With such a focus on remote work, what are your tips for building culture and community when people aren’t necessarily together in physical spaces each day?
I’m sure my ideas won’t be news to anyone. Communication and transparency are the top two items for me. Often times people correlate working remotely with less personal interaction and more asynchronous communication. This is where things can go off the rails in my opinion.
I like to organise regular check-ins with teams and individuals using video calls to try and develop rapport and empathy amongst one another. Being able to see the environment they’re in and hear the kids in the background is important for understanding the pressures they are under.
I’m also a strong believer in keeping goals and actions simple, clear and readily available. When working remotely it’s so easy to make incorrect assumptions or have frequent micro-misunderstandings which can lead to bigger problems. We’re a big fan of virtual whiteboards and Confluence to share ideas and learnings.

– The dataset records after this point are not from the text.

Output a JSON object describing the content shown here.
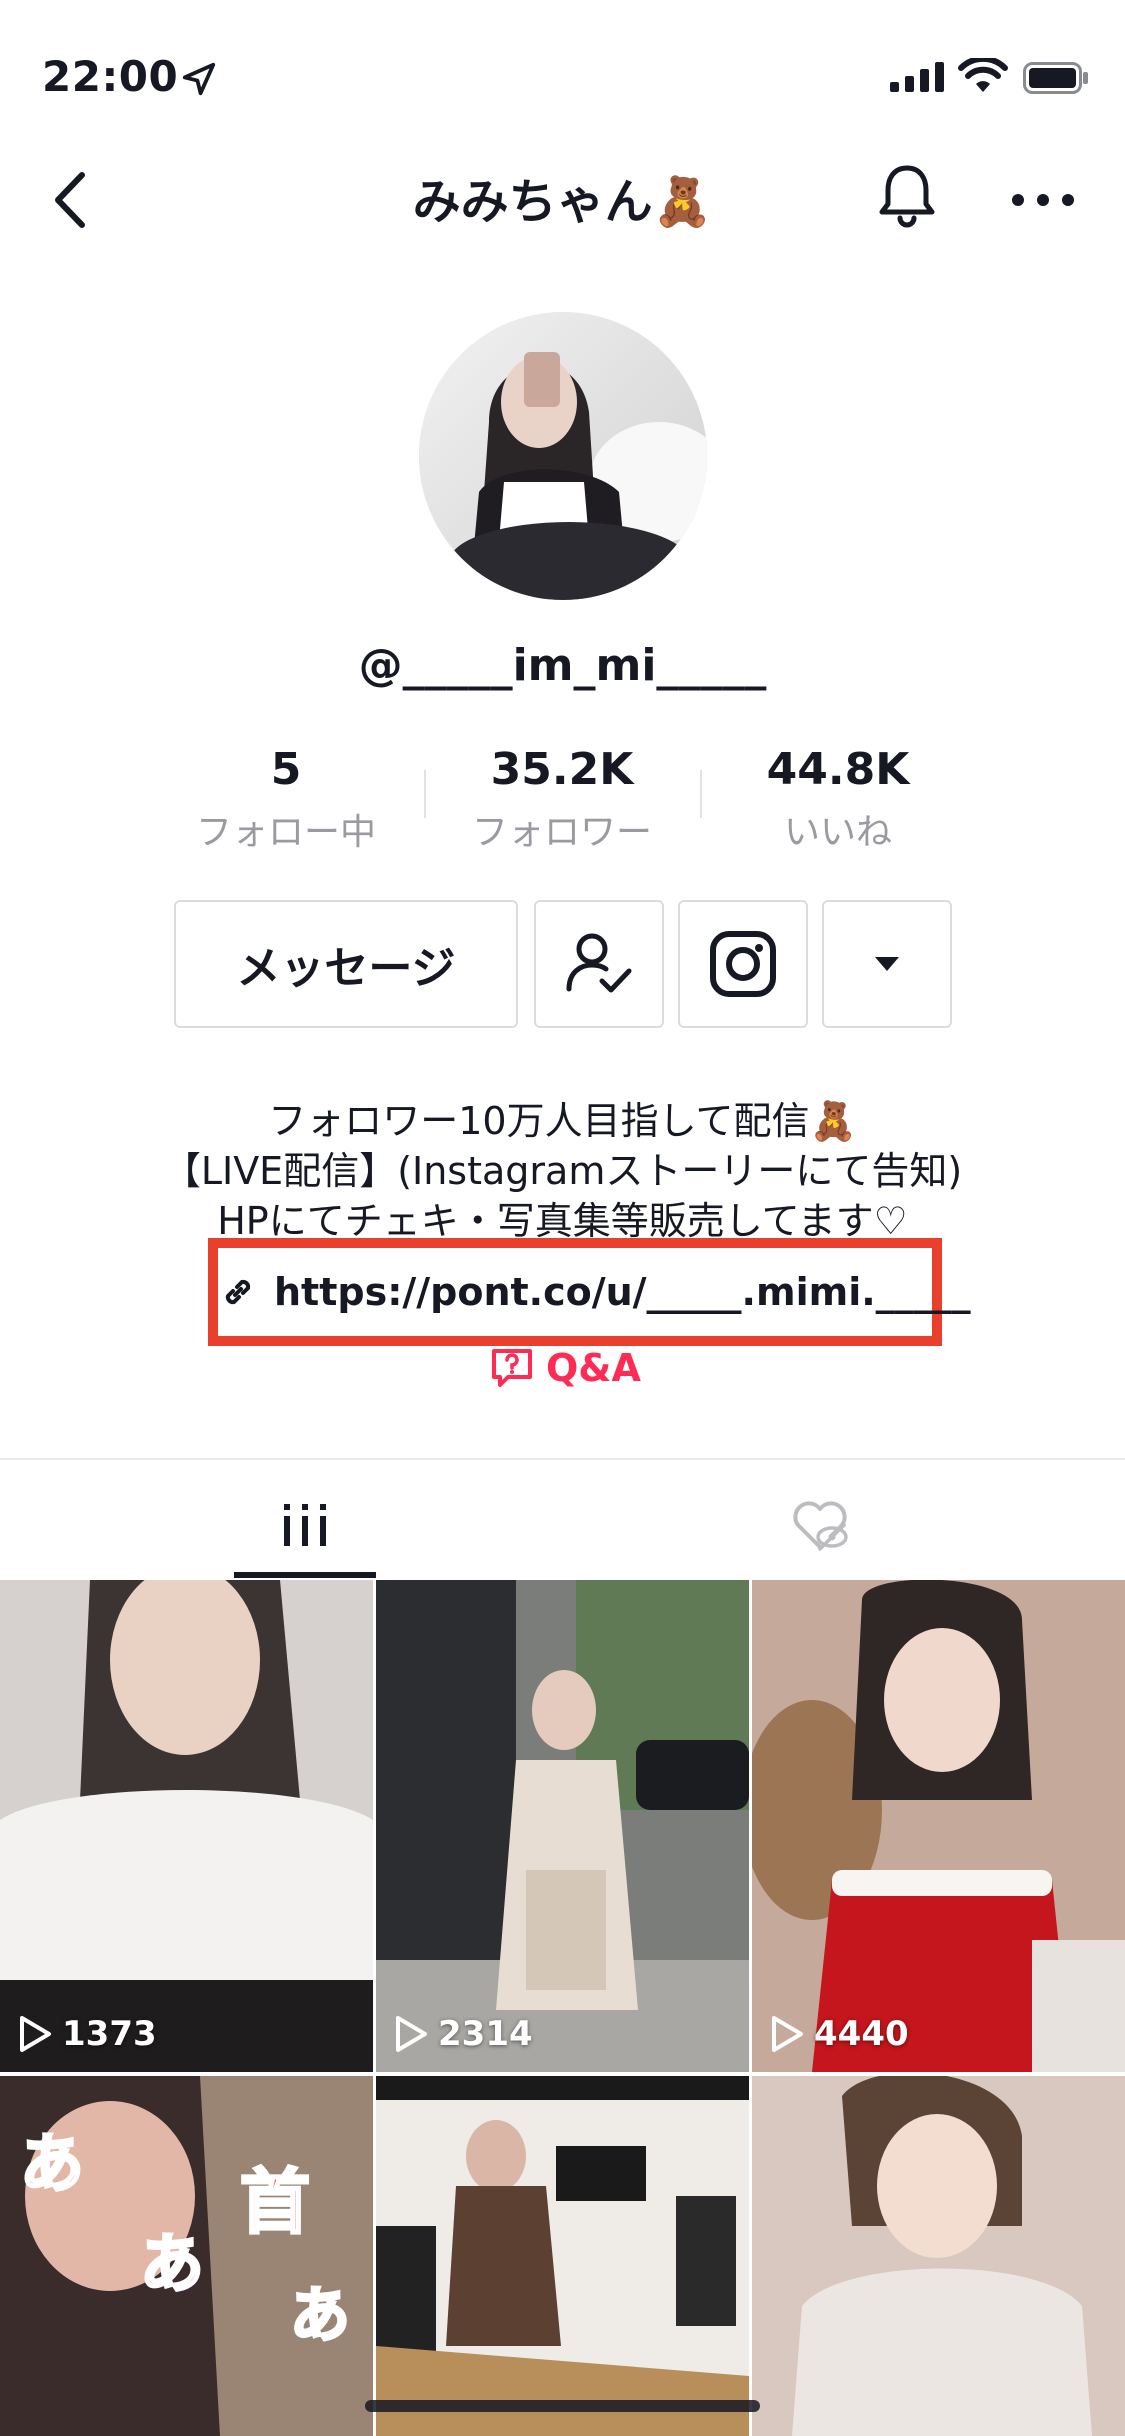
{
  "status_bar": {
    "time": "22:00"
  },
  "header": {
    "title": "みみちゃん🧸"
  },
  "profile": {
    "username": "@_____im_mi_____",
    "stats": [
      {
        "value": "5",
        "label": "フォロー中"
      },
      {
        "value": "35.2K",
        "label": "フォロワー"
      },
      {
        "value": "44.8K",
        "label": "いいね"
      }
    ]
  },
  "actions": {
    "message_label": "メッセージ"
  },
  "bio": {
    "line1": "フォロワー10万人目指して配信🧸",
    "line2": "【LIVE配信】(Instagramストーリーにて告知)",
    "line3": "HPにてチェキ・写真集等販売してます♡",
    "link": "https://pont.co/u/_____.mimi._____",
    "qa": "Q&A"
  },
  "videos": [
    {
      "views": "1373"
    },
    {
      "views": "2314"
    },
    {
      "views": "4440"
    },
    {
      "views": ""
    },
    {
      "views": ""
    },
    {
      "views": ""
    }
  ],
  "colors": {
    "accent": "#fe2c55",
    "highlight_box": "#e8402d",
    "text": "#161823",
    "muted": "#9a9ba1"
  }
}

Could you share your top 2 or 3 predictions for what the new future may hold and how workplaces will shape up heading into 2021 and beyond.
I’ve been keenly focussed on climate change over the past few years and I recently read a quote that I loved.
When you say that despite climate change and the associated emissions created you can’t change the way you do business and live; Mother Nature says, “Here’s a global pandemic, practice”.
2020 has provided us with an opportunity and a wake-up call. Collectively we’re now able to call bullshit on so many aspects of life that we thought were set in stone. The most obvious is remote work leading to sub-optimal outcomes.
I don’t think people want to work by themselves, but what I do think is that people want to have control over their lives and not spend two hours per day in a commute. To borrow from Mark Twain, the reports pertaining to the death of the office are greatly exaggerated. Being together, in-person, still has significant benefits and it’s my belief that we’ll see teams coming together 2–3 times a week, or perhaps more so but only during the middle hours of a day. For many, like me, starting at 7:30am is much better than a 9am start, but should I be expected to finish at 5:30pm just because that’s what the 9am starters do?
All that really matters is; are you getting the job done, is the job nourishing you personally, and are you having a positive impact on those you work with.
Ben shared his insights with Puffling’s Niamh Fitzpatrick.